Exporting Your Simulation Results

Kinetiscope can save the plot displayed in the results window in graphical format, as a Portable Network Graphics (PNG) file.

To export an image file of the results:
  1. Set the results window to appear as you want the image file to appear.

    An exact copy of the screen image will be saved.

  2. Click the right mouse button.

    A context menu appears.

  3. Select Export to Image File... from the context menu.

    A File Save Dialog appears.

  4. Use the File Save Dialog to choose a directory location and enter the file name.
  5. Click the Save push button on the File Save Dialog.

Kinetiscope can also create a text file which contains the plot data in tabular form. The file is saved in ASCII text format, with space-delimited entries, and will contain the simulation data that appears in the plot window.

To export the simulation results as text:
  1. Click the right mouse button.

    A context menu appears.

  2. Select Show in Text Format from the context menu.

    The results window converts to a scrollable text display of the simulation results shown in the graphs.

  3. From the text display view, click the right mouse button.

    A context menu appears.

  4. Select Export to Text File... from the context menu.

    A File Save Dialog appears.

  5. Use the File Save Dialog to choose a directory location and enter the file name.
  6. Click the Save push button on the File Save Dialog.

Next Steps

You have now completed this tutorial. You should now know the basics for simulating a single reactor reaction scheme using Kinetiscope.
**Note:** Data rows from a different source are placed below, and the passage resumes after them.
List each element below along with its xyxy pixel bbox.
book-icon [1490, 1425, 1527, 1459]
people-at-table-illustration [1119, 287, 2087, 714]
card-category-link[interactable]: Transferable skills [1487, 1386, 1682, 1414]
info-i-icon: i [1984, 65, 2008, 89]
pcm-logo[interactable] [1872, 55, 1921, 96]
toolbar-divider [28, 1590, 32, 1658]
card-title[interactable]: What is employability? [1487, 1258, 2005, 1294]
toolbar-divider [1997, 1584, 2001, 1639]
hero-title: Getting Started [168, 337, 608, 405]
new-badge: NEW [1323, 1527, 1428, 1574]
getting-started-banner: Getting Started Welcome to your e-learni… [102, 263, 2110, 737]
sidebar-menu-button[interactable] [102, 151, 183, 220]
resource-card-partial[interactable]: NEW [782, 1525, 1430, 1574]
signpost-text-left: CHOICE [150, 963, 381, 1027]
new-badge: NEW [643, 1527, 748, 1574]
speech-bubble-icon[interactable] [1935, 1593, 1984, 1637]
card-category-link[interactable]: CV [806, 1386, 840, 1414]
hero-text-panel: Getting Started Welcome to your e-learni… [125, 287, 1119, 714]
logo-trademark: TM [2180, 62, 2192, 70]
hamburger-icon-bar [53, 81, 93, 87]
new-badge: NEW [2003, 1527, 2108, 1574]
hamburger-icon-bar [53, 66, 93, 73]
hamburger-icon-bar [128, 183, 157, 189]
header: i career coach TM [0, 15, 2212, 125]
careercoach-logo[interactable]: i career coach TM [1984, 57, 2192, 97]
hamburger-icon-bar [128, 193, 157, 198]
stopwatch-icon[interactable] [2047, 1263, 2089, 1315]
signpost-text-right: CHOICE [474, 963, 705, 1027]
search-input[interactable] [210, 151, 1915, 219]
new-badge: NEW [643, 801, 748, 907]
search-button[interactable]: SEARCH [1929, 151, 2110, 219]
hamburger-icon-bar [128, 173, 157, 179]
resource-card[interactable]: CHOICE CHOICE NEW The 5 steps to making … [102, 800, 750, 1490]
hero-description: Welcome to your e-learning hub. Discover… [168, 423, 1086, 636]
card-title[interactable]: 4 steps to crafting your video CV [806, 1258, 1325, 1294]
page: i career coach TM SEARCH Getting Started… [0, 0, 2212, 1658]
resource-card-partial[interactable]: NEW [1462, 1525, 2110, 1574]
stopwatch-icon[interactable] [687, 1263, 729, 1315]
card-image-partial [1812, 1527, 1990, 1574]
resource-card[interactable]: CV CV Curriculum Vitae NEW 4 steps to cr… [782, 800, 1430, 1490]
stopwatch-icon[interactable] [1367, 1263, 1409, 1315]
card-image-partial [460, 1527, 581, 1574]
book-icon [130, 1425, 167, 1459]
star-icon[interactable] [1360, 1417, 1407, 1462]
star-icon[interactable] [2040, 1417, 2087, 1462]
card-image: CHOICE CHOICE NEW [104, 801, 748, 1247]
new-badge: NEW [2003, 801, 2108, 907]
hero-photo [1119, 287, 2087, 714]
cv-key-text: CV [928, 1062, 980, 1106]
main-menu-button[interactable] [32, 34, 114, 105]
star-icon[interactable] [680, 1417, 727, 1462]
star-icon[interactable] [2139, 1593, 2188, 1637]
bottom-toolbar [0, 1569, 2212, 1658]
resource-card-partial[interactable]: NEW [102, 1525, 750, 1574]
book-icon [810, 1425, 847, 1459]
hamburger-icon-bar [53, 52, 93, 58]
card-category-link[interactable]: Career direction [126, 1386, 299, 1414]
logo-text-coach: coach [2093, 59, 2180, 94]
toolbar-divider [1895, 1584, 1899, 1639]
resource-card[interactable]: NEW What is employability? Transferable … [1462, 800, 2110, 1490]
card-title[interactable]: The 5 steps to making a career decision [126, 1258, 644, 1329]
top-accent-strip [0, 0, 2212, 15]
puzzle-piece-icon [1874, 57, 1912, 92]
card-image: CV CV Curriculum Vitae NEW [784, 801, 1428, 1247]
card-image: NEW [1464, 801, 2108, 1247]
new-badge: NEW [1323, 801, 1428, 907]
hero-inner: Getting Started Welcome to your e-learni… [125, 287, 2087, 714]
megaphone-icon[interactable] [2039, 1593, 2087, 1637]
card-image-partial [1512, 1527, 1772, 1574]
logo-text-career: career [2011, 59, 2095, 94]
Other tutorials lead you through the procedures for setting up other types of reaction systems:

  • In the Compartmental Reaction Scheme Tutorial, a simple compartmental reaction scheme that uses an external stimulus to control its kinetic behavior is constructed.
  • In the Three-dimensional Reaction Scheme Tutorial, a reaction scheme depicting acid catalyzed chemistry in a thin film is constructed. An externally generated concentration profile is used to set the initial composition.
  • In the Electrochemistry Tutorial, the steps you take to perform a simulation of a system containing electrochemical steps are detailed. This system uses an exponentially expanding grid of compartments.